Super Chicken is a riotous send-up of superheroes with millionaire playchicken Henry Cabot Henhouse III who is in reality the super-powered fowl battling for truth and justice against such villains as the Zipper, the Oyster, the Noodle, the Fat Man, Salivador Rag Dolly, Merlin Brando (who lives on the Isle of Lucy), and the Laundry Man (an incredibly racist stereotype of a Chinese villain). In one episode, a mad scientist creates a giant raging toupee which Super Chicken subdoes by causing it to worry thus making its gigantic hair fall out. He is assisted by a lion named Fred who appears to be his butler, but is dressed in a red sweater with a backwards F and sneakers. (I found the above illustration with Super Chicken and Fred which is a panel from a George of the Jungle comic book which I had as a kid.)
Tom Slick is a race car driver whose overwhelming goodsportsmanship is a source of annoyance for his main nemesis Baron Otto Matic. Every week Tom would convert his car the Thunderbolt Grease-Slapper into a balloon, drag racer, locomotive, snowmobile, submarine, skateboard, etc. for a big race. He was accompanied by Marigold, a lovely young lady, and Gertie Growler, a caustic old lady (with the same voice as Super Chicken). owner of a garage and presumably his mechanic. My favorite villain on Tom Slick was Sonia Nar and her Aqua-Nuts who lived in Drown Town (a metropolis beneath the waves) and who supplied the dirty tricks to stop Slick during a submarine race. June Foray gave her the same voice as Natasha Fatale on Rocky and Bullwinkle.

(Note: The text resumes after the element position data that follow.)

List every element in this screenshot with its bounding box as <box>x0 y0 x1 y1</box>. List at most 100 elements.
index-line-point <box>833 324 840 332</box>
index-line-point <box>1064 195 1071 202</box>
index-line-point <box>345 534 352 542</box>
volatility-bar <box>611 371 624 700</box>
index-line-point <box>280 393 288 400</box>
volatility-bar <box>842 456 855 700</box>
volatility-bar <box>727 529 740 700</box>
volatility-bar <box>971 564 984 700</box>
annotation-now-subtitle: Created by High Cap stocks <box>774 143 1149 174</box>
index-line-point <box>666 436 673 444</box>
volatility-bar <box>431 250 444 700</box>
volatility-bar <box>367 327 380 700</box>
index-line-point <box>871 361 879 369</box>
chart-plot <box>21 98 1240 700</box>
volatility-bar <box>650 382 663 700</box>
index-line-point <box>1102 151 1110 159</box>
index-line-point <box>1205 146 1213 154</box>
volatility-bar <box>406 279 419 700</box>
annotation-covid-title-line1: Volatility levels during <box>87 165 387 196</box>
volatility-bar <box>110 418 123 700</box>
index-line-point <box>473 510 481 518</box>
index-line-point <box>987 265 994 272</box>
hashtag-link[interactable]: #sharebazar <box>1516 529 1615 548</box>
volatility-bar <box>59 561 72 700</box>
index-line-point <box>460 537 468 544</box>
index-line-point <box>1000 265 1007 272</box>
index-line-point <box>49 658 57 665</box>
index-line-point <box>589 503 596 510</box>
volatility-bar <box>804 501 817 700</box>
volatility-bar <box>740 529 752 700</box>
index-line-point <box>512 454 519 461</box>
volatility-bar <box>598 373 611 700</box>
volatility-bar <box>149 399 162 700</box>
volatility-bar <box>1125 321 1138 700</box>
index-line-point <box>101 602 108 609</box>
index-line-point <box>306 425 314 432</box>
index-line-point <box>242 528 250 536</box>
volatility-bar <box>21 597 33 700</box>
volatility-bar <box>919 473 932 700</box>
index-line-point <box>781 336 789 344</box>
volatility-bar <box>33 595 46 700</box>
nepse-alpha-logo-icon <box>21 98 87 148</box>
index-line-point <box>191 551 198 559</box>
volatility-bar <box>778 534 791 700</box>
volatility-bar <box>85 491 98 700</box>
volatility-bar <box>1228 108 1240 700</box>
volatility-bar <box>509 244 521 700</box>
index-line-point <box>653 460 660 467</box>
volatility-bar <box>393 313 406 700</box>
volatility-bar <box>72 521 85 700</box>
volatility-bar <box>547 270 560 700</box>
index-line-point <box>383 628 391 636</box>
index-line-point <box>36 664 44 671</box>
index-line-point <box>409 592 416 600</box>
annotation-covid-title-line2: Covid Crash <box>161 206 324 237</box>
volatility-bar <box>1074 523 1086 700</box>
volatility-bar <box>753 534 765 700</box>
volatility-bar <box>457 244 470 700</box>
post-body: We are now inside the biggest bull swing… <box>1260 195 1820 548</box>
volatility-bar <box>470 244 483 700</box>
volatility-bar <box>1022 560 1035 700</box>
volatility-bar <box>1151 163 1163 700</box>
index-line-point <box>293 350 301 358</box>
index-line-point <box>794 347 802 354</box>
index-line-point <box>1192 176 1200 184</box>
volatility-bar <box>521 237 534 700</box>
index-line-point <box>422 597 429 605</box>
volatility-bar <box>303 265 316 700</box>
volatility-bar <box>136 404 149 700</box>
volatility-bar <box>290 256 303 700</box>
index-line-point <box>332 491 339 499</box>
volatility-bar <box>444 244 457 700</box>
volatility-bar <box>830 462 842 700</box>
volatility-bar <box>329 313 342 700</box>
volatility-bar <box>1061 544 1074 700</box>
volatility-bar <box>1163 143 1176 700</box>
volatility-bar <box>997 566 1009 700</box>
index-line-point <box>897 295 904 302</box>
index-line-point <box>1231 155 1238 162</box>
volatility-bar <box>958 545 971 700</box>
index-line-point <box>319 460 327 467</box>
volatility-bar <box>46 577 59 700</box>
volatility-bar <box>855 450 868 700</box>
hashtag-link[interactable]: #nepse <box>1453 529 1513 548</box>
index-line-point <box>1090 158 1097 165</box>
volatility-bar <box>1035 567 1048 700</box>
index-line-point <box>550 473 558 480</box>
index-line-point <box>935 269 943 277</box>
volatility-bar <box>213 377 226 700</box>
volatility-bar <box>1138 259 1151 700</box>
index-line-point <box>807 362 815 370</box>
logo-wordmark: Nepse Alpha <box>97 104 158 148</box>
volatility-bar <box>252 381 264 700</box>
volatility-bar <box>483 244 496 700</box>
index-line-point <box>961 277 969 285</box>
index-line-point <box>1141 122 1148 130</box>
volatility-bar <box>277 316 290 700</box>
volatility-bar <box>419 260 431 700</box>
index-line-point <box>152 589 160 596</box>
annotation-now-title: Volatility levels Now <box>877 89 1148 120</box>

This Thanksgiving in between cleaning out the gutters and putting up the fake Christmas tree, I watched a few George of the Jungle episodes and they made me feel nine again. Other cartoons of the era I remember enjoying are Frankenstein Junior and the Impossibles, Birdman and the Galaxy Trio, the Super Six, Underdog ( I recently met George S. Irving who was the narrator on that show at a reading of a George Bernard Shaw play), and the Superman-Batman Adventure Hour. You can tell I spent entirely too much time in front of the TV just like now.